L’espace monastique au nord-est
La découverte de bâti daté du 10ième ou 11ième siècle conforte l’hypothèse d’une occupation du site au moment de la fondation de la communauté en 930 et probablement en lien avec cette dernière. Aucun vestige médiéval antérieur à cette période n’a été mis au jour durant les campagnes de la fouille programmée. De même que les limites septentrionales du cimetière villageois ont été appréhendées : elles semblent correspondre à l’emplacement de futurs édifices conventuels du bas Moyen Âge ou modernes qui ferment une cour. Un tronçon de l’enceinte ainsi que sa tranchée de récupération ont également été dégagés qui valident les restitutions proposées de son parcours sur la base du plan terrier de 1743. Mais ce sont les résultats du sondage à l’emplacement du cloître médiéval qui demeurent les plus surprenant. Une galerie et un pan de mur, datés du 13ième siècle, appartiennent indubitablement au cloître. En revanche, aucune trace d’une installation antérieure n’a été découverte. Les bâtiments conventuels associés à la chapelle du 10ième siècle sont probablement localisés plus proches de l’édifice religieux. Il sera sans doute difficile de les localiser car les secteurs autour de l’abbatiale gothique ont été profondément bouleversés à l’époque moderne et médiéval.

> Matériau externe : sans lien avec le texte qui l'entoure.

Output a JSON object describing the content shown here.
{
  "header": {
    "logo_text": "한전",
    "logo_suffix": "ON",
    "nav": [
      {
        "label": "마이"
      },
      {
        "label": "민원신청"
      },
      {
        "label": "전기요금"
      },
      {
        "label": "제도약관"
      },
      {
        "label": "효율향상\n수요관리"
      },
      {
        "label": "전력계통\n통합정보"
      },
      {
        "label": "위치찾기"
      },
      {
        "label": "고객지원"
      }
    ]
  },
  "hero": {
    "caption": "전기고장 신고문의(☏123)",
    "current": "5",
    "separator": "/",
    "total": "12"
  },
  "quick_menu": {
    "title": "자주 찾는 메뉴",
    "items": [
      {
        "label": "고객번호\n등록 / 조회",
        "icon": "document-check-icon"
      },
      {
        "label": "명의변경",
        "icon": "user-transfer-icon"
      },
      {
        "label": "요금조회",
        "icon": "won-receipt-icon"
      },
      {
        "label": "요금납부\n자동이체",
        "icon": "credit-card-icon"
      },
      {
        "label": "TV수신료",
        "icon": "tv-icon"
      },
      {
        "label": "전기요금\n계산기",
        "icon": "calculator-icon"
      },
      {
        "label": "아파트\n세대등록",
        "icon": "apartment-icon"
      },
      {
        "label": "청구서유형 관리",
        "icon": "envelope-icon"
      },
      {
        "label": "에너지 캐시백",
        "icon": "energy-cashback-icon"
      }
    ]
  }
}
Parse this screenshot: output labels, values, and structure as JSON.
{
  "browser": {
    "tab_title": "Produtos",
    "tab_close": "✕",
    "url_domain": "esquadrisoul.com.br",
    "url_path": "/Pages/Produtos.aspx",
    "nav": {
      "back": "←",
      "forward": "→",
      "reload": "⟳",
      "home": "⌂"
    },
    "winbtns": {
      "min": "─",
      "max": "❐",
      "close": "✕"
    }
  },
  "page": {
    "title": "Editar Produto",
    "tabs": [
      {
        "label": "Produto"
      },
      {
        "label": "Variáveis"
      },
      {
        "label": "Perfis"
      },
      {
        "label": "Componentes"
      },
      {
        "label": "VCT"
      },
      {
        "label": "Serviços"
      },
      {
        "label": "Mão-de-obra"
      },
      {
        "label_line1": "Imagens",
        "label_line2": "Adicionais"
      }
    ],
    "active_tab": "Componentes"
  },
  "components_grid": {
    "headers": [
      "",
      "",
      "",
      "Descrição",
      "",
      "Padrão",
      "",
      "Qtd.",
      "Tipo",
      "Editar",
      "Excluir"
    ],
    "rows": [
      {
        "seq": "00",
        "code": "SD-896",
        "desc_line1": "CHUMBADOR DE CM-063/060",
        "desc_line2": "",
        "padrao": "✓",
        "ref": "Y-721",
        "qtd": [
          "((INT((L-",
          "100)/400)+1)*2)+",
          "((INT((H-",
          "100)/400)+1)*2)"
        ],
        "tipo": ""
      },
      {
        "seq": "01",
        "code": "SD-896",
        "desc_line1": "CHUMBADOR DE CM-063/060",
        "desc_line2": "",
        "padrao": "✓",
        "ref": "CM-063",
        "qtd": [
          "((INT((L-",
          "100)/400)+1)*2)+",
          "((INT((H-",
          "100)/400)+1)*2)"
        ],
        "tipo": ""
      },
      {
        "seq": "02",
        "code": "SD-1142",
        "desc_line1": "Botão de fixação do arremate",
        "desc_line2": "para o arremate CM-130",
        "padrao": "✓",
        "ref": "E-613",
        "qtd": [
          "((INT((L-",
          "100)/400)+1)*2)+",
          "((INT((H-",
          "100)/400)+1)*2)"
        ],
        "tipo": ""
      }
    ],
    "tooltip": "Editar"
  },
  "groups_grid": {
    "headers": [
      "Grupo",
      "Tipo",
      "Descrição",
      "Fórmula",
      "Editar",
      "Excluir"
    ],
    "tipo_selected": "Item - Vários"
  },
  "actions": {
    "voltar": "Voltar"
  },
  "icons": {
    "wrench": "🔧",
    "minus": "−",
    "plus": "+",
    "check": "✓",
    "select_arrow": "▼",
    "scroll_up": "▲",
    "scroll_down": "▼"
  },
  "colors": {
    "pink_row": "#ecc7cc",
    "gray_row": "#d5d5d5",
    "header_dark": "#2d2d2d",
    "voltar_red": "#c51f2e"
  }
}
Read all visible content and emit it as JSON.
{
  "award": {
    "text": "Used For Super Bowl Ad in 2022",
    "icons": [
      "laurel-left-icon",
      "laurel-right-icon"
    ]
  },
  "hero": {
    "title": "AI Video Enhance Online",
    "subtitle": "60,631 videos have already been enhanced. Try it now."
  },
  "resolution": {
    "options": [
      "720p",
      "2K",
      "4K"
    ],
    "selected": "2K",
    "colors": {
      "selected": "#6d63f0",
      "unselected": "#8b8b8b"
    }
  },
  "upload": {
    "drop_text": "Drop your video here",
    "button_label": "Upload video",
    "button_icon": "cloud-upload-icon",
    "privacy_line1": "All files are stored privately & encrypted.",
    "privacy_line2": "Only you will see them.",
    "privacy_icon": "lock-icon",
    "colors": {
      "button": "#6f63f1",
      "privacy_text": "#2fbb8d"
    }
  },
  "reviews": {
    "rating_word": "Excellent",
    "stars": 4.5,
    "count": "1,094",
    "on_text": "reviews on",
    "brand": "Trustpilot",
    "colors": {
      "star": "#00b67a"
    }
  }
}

Figure 1 : Mont-Saint-Eloi, vue aérienne de la zone du choeur de l’église gothique.
Figure 2 : Mont-Saint-Eloi, plan général phasé de l’église gothique.
Référence du rapport
Jean-Michel WILLOT (direction), Laetitia DALMAU, Hélène AGOSTINI, Déborah DELOBEL, Loïc DAULNY, Murielle MEURISSE-FORT.
Mont-Saint-Eloi, Abbaye du Mont-Saint-Eloi,
Rapport final d’opération de fouilles, édition Direction de l’archéologie du Pas‑de‑Calais, Dainville, 2016, 2 volumes,258 pages, 196 figures.